Theorem 4.1 (The Mean Value Theorem) Let \(f(x)\) be a continuous function on the interval \([a, b]\) and differentiable on \((a, b)\). Then there exists some \(c\) in \((a, b)\) such that
\[f'(c) = \frac{f(b) - f(a)}{b - a} \]
4.5.2 L’Hopital’s Rule
There is one last derivative rule we will need before we proceed. It is called L’Hopital’s Rule. We will state the general case of the rule, but we will only prove a specific case we will need for the remainder of the text.
Theorem 4.2 (L'Hopital's Rule) Suppose we wish to compute the following limit:
\[ \lim_{x \rightarrow a} \frac{f(x)}{g(x)} \]
Furthermore, suppose the following four conditions hold:
\(\lim_{x\rightarrow a} f(x) = \lim_{x\rightarrow a} g(x) = 0 \hspace{1mm}\text{or} \pm \infty\),
\(f(x)\) and \(g(x)\) are differentiable on an open interval except possible at \(x = a\),
\(g'(x) \neq 0\) for all \(x\) where \(x \neq a\), and
\(lim_{x \rightarrow a} \frac{f(x)}{g(x)}\) exists.
If these conditions are satisfied, then the following is true:
\[ \lim_{x\rightarrow a}\frac{f(x)}{g(x)} = \lim_{x\rightarrow a}\frac{f'(x)}{g'(x)} \].
We will prove this theorem only in the restricted case where \(f(x)\) and \(g(x)\) are continuously differentiable. The proof of the general case can be found in a textbook like the ones here or here.

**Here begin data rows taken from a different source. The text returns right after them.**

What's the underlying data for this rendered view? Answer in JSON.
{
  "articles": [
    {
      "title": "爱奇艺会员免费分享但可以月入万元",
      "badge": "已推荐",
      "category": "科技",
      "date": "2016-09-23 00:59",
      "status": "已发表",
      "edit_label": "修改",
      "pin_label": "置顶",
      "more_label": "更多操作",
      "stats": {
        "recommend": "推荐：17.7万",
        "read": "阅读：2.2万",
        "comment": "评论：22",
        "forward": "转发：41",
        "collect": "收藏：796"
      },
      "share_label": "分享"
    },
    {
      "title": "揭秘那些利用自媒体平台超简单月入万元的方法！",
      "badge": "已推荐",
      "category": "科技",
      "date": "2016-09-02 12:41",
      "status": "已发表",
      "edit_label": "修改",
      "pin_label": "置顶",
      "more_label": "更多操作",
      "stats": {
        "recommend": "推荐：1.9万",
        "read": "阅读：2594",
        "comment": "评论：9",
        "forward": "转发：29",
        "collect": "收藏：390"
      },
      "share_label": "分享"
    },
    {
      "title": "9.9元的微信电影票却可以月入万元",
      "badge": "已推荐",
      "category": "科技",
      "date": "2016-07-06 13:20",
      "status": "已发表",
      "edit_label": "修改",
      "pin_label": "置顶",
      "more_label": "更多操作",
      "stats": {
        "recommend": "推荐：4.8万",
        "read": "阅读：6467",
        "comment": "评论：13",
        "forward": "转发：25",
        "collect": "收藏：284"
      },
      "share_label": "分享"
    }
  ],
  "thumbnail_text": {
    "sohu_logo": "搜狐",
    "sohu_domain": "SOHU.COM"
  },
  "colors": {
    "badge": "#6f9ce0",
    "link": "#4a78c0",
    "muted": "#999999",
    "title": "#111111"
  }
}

Proof (Special Case of L'Hopital's Rule). Suppose that \(f(x)\) and \(g(x)\) have continuous first derivatives, \(f(a) = g(a) = 0\), and \(g'(a) \neq 0\). Then we have the following:
\[ \lim_{x\rightarrow a}\frac{f(x)}{g(x)} = \lim_{x\rightarrow a}\frac{f(x) - 0}{g(x) - 0} = \lim_{x \rightarrow a}\frac{f(x) - f(a)}{g(x) - g(a)}\]
\[ = \lim_{x\rightarrow a}\frac{\frac{f(x) - f(a)}{x - a}}{\frac{g(x) - g(a)}{x - a}} = \frac{\lim_{x\rightarrow a}\frac{f(x) - f(a)}{x - a}}{\lim_{x\rightarrow a}\frac{g(x) - g(a)}{x - a}} = \frac{f'(a)}{g'(a)} = \lim_{x\rightarrow a} \frac{f'(x)}{g'(x)},\] where the last equality holds because \(f\) and \(g\) have continuous derivatives at \(x = a\).